= Aída Pippo =

Argentine visual artist

Aída Rosa Pippo (born 1971 in Buenos Aires) is an Argentine visual artist.

== Career ==
Pippo studied at the Escuela Nacional de Bellas Artes Manuel Belgrano, as well as Anthropology at the University of Buenos Aires. Later on she got her degree at the Escuela Superior Prilidiano Pueyrredón. She develops her activities as painter, sculptor, illustrator, cryptoartist and researcher of new technologies applied to art and their dissemination. She develops her artistic work with physical and digital techniques. Together with Germán Katz she created the art duo @PippoKatz, devoted to multimedia art. They create blockchain-certified crypto artworks (NFTs) on marketplaces such as Raretoshi, Carnaval, and Opensea. Since 2021, she has organized the PremioB·Arte award for the NGO Bitcoin Argentina and Labitconf, taking part as a jury member.

She is also a member of the collective Mujeres en Blockchain, covering civil rights and cryptography, reviewing the place of women in the development of Web3 and exposing networks that connect women in technology, NFTs, and feminism.

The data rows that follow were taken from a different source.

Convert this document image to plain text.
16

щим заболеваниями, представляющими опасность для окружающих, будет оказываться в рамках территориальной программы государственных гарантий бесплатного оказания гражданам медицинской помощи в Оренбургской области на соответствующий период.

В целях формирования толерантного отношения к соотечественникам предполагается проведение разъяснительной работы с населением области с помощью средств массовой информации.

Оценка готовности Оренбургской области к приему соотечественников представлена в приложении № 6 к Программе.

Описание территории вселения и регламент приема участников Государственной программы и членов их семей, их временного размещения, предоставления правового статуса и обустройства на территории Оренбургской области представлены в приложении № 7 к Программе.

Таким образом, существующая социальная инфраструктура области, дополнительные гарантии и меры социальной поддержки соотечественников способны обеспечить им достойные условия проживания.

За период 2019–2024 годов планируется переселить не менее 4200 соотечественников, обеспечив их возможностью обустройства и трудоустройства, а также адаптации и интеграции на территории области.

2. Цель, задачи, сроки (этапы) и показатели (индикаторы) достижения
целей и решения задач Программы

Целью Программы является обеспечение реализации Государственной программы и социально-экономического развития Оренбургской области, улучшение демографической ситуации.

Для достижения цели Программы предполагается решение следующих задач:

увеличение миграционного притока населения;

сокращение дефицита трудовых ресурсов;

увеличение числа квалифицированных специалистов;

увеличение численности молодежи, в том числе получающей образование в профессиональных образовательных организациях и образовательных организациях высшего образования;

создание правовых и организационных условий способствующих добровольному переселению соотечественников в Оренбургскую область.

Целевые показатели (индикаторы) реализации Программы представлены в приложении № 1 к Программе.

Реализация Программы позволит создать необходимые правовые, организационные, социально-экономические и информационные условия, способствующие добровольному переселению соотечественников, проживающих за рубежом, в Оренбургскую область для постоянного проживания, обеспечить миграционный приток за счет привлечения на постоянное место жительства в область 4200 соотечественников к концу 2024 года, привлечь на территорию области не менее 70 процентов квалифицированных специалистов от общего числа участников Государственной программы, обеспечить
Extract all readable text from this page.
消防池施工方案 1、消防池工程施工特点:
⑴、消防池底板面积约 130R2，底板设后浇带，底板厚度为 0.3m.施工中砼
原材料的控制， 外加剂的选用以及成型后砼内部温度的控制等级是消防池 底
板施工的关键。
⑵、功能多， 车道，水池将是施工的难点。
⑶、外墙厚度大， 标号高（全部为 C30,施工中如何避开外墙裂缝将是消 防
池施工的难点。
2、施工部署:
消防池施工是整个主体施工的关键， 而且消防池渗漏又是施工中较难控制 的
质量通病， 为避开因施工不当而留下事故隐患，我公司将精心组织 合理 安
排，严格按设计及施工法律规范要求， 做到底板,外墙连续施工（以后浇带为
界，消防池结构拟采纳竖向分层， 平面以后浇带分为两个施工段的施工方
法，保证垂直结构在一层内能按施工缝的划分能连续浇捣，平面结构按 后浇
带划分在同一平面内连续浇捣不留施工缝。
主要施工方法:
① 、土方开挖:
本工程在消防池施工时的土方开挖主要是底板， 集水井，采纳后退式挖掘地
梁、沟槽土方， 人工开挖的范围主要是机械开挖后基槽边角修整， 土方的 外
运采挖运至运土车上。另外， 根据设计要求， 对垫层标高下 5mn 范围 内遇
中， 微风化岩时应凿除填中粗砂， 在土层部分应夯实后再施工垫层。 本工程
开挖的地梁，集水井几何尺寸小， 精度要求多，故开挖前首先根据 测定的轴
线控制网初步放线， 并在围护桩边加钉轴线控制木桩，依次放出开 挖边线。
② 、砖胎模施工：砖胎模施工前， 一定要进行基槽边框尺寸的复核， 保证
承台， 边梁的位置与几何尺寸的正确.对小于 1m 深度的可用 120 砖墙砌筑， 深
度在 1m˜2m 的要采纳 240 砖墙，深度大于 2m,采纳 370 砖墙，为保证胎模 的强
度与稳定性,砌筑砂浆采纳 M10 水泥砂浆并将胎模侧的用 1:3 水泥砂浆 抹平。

== Selected exhibitions ==
Pippo has presented her works in several exhibitions, among others:
- 2000, 2001 and 2023: individual exhibitions at "Malas Artes", Buenos Aires.
- 2006: individual exhibition at "El ángel", Costa del Este.
- 2012 and 2013: individual exhibition at "Espacio Andahazi", Buenos Aires.
- 2013: Red Arte during "La noche de los Museos", Buenos Aires.
- 2014: Red Arte at the Buenos Aires City Legislature.
- 2014: collective exhibition at Pasaje Lanín, Buenos Aires.
- 2014: Centro Cultural Castelli, Muestra BelgranoaRte III, Buenos Aires.
- 2017: Fundación Leer, Desafío 20-20, Buenos Aires.
- 2018: individual exhibition “Lemas, anhelos y otras exageraciones” at Sileo Gallery, Buenos Aires. Curator: Laura Garimberti.
- 2019: MAPA Feria de Arte at Galería Imaginario, Buenos Aires.
- 2019: Experiencia Naranja “Hotel Anselmo”, Buenos Aires.
- 2020: collective exhibition at EspacioBitcoin, Buenos Aires.
- 2021: Anselmo Opening 21, Buenos Aires.
- 2022: collective exhibition “Preciados elementos”, Vicente López. Curator: Blendlatino.
- 2022: Bitcoin Genesis Drop de Carnaval NFT Art at Bitcoin Miami Conference 2022 (Art-Duo PippoKatz), Miami.
- 2022: collective exhibition of NFT Art from the book Cryptoart & Cryptoculture by Aaron Koenig (Art-Duo PippoKatz), Tulum, Mexico.
- 2024: exhibition of NFT Art (Art-Duo PippoKatz), New York.

== Personal life ==
Pippo is married to novelist Federico Andahazi since 1998; they have two children, Vera and Blas.